Back to All Sims (also for general info and executable downloads)
This simulation illustrates the dynamic gating of information into PFC active maintenance, by the basal ganglia (BG). It uses a simple Store-Ignore-Recall (SIR) task, where the BG system learns via phasic dopamine signals and trial-and-error exploration, discovering what needs to be stored, ignored, and recalled as a function of reinforcement of correct behavior, and learned reinforcement of useful working memory representations. The model is the current incarnation the our original PBWM framework O'Reilly & Frank, 2006.
The SIR task requires the network to Recall (when the R unit is active) the letter (A-D) that was present when a Store (S) input was active earlier. Ignore (I) trials also have a letter input, but, as you might guess, these are to be ignored.
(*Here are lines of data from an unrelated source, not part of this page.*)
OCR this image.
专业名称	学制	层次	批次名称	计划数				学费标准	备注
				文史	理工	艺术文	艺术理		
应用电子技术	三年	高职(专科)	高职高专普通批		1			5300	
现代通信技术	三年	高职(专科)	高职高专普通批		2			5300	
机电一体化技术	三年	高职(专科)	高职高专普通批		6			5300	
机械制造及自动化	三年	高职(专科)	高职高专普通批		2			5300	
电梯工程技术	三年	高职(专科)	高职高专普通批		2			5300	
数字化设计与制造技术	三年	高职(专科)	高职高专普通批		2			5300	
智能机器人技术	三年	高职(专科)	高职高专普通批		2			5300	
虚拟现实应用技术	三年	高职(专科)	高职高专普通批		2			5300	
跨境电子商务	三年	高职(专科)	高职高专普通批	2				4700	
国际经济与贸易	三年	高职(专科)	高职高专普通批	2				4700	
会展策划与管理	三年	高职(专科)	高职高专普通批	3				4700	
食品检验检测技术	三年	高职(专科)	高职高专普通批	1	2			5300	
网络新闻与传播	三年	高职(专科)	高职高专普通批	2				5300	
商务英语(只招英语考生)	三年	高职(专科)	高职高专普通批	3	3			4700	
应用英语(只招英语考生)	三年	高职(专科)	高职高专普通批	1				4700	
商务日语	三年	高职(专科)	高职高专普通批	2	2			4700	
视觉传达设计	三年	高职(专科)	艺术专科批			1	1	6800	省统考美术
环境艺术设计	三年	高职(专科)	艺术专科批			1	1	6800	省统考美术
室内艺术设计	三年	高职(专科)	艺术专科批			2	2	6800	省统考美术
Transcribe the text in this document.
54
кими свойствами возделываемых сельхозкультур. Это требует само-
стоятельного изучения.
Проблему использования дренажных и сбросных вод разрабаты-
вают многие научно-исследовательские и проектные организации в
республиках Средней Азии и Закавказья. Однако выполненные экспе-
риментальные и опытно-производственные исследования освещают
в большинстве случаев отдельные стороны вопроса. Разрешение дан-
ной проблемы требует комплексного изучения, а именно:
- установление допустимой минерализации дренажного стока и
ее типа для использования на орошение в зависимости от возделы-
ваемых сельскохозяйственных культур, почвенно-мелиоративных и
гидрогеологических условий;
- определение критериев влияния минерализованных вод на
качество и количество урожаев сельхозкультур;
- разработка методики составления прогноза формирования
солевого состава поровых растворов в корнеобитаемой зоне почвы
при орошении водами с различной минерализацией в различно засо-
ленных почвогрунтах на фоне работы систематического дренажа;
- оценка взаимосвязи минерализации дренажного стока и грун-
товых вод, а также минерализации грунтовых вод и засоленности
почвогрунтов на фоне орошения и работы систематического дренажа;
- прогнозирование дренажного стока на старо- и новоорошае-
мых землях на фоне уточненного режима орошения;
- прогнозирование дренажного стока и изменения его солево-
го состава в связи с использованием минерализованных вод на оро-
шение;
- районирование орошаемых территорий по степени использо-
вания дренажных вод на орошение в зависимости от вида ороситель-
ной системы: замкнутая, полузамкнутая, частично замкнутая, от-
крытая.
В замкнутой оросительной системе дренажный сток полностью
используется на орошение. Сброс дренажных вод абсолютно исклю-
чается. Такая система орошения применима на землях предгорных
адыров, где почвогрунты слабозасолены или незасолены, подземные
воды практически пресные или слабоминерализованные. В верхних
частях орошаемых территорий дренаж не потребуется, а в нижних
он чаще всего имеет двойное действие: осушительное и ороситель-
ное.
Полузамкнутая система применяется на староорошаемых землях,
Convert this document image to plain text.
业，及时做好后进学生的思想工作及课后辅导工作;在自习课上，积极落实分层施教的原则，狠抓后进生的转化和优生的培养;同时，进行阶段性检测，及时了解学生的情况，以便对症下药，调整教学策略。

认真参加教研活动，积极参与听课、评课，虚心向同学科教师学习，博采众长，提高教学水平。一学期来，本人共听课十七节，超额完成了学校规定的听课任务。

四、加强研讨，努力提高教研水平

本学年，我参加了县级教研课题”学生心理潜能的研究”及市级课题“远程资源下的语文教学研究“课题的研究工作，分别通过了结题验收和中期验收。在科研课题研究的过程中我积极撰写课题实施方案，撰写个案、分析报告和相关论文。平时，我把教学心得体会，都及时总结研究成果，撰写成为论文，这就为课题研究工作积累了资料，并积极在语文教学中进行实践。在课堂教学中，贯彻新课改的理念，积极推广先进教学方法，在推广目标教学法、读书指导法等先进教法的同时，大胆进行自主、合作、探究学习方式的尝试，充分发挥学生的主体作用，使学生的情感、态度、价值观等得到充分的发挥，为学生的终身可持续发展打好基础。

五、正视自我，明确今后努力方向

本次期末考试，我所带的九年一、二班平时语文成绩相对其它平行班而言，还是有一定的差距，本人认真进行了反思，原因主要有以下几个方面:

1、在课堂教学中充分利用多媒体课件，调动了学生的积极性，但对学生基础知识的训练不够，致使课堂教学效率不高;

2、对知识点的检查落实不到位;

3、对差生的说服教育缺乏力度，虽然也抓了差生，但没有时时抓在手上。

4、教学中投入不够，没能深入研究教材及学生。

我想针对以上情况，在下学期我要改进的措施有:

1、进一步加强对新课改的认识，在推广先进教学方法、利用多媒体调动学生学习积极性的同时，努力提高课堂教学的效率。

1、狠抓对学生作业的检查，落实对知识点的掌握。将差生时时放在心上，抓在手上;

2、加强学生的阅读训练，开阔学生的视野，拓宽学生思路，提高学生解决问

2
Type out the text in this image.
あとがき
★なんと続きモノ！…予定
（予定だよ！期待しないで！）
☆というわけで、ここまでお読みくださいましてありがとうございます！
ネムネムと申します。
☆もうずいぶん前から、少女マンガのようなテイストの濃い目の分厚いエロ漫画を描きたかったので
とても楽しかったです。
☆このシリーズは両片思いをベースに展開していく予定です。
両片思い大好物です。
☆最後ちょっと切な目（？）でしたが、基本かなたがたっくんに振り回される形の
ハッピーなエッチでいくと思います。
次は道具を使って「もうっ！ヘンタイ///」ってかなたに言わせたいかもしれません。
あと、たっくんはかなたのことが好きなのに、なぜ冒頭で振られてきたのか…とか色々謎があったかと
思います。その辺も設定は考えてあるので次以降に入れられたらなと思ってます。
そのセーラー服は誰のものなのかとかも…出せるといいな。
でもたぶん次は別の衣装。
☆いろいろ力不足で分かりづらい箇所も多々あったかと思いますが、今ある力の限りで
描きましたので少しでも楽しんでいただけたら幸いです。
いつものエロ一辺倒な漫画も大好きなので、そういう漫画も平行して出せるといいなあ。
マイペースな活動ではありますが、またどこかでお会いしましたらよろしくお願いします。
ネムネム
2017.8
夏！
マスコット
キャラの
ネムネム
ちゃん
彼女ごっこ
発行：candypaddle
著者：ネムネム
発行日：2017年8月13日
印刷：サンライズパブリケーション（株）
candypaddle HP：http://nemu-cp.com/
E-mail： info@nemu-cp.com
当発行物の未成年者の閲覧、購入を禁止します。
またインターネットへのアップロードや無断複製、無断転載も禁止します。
Trials are randomly generated, and there can be a random number of Ignore trials between a Store and Recall trial, so the model must learn to maintain the stored information in robust working memory representations in the PFC, until the next Recall trial, with variable numbers of intervening and unpredictable distractors between task-relevant events.
You will notice that the network is configured with the input and output information at the top of the network instead of the usual convention of having the input at the bottom -- this is because all of the basal ganglia mechanisms associated with the gating system are located in an anatomically appropriate "subcortical" location below the cortical layers associated with the rest of the model.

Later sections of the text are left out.